Helping people stay in their own homes for longer is a key objective for patients, families and healthcare professionals. Being cared for at home usually means more autonomy for the individual but must be balanced safety considerations. As the disease progresses, the risks of living alone at home increase significantly.

Innovations are unlocking new ways of extending the time people are able to stay autonomous by mitigating risks and empowering sufferers to play a more active role in their own care. They are also giving families, healthcare professionals and service providers new tools for delivering high-quality patient-centric care.

New apps and wearables are helping to integrate care discreetly and efficiently into daily life. GPS trackers in shoes, smartphone apps and online platforms that let patients and families rate places for dementia-friendliness are all making coping with early and intermediary stage symptoms easier.

Remote patient monitoring has a central role

Giving reassurance to healthcare professionals that patients have successfully completed daily tasks like locking the front door or turning off the oven means lower risk and better-targeted interventions.

Remote monitoring also helps clinicians and families to identify problems sooner and means that face to face time can be spent more effectively, driving up quality at the same time as driving down costs.

Better data for better results

Especially early on, clinicians are dealing with very few data points, gathered through infrequent face-to-face contact. By introducing technological solutions at the outset, issues are more likely to be identified quickly.

Systems for sharing data are also key. By automatically sending the right data to the right person at the right time – whether that is a neighbor, family member, clinician or service provider, the quality of care can be improved.

Letting a neighbor, for example, know that the patient has missed a check-in means an investigation can be carried out quickly by a familiar face, which either gives reassurance or allows the alarm to be raised sooner than with traditionally scheduled visits.

Working in this way, not only can care be improved, but costs can simultaneously be reduced.

Building technology-assisted safety nets

Creating a more effective safety net around a patient also gives them more confidence to live independently, knowing that help and support are readily available should something go wrong. Automated alert systems and data sharing mean the alarm can be raised quickly with the right person. That means people can live fuller lives for longer because fear is lessened.

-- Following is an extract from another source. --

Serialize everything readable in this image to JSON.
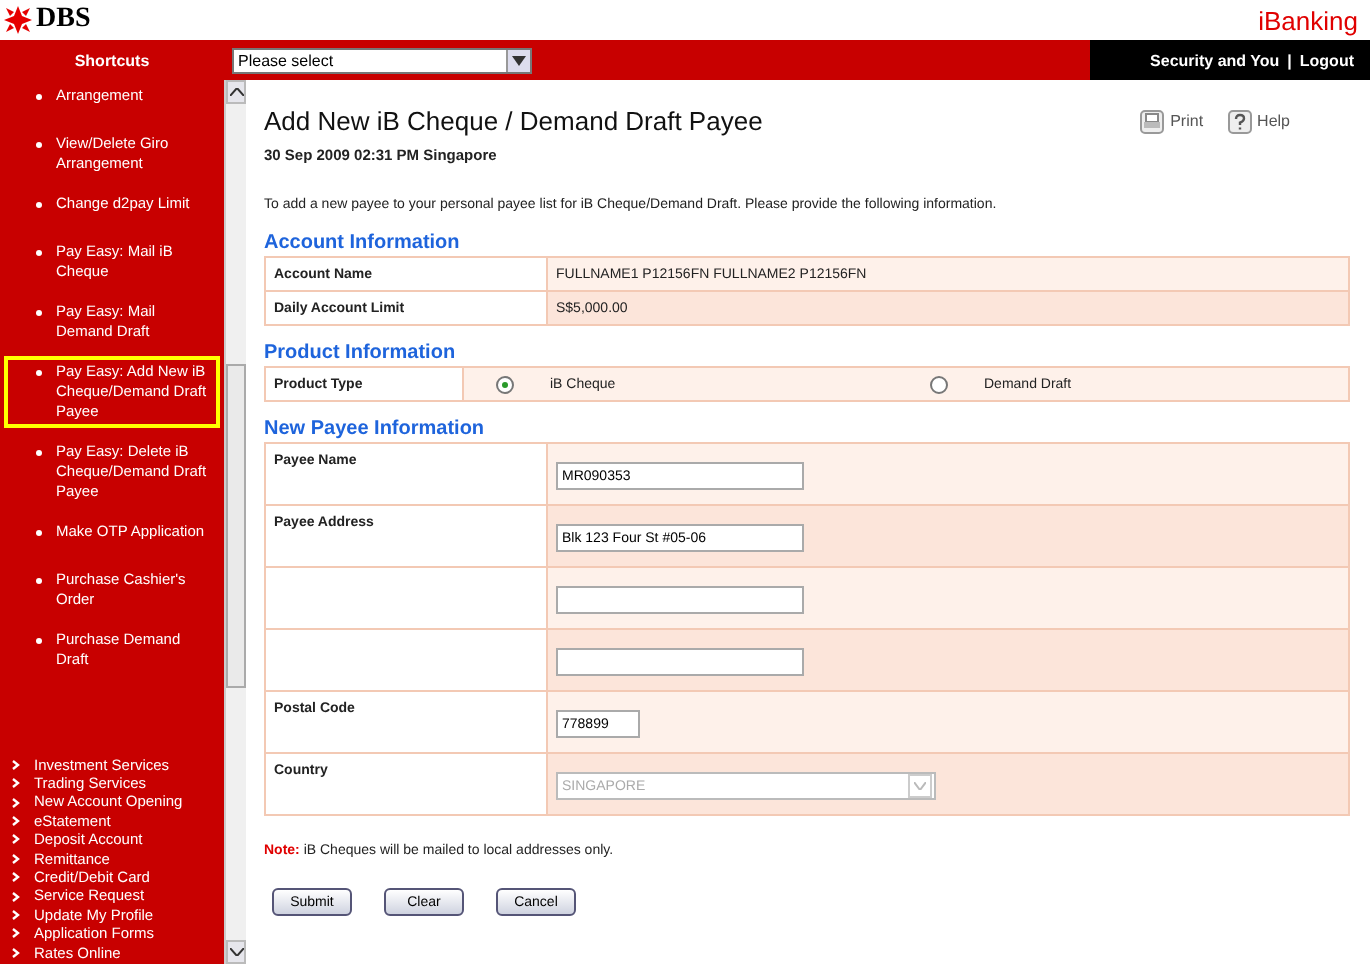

In general, individuals prefer to be cared for at home, and innovations in technology for dementia and Alzheimer’s care is allowing the creating of increasingly accurate and tailored healthcare plans that allow that.

Well integrated into patient-centric care, we see new technology and connectedness as a means of empowering individual patients to live more independent lives and stay at home for longer. It also allows clinicians to deal with budgetary pressures and an ageing population without the significant investment that would normally require.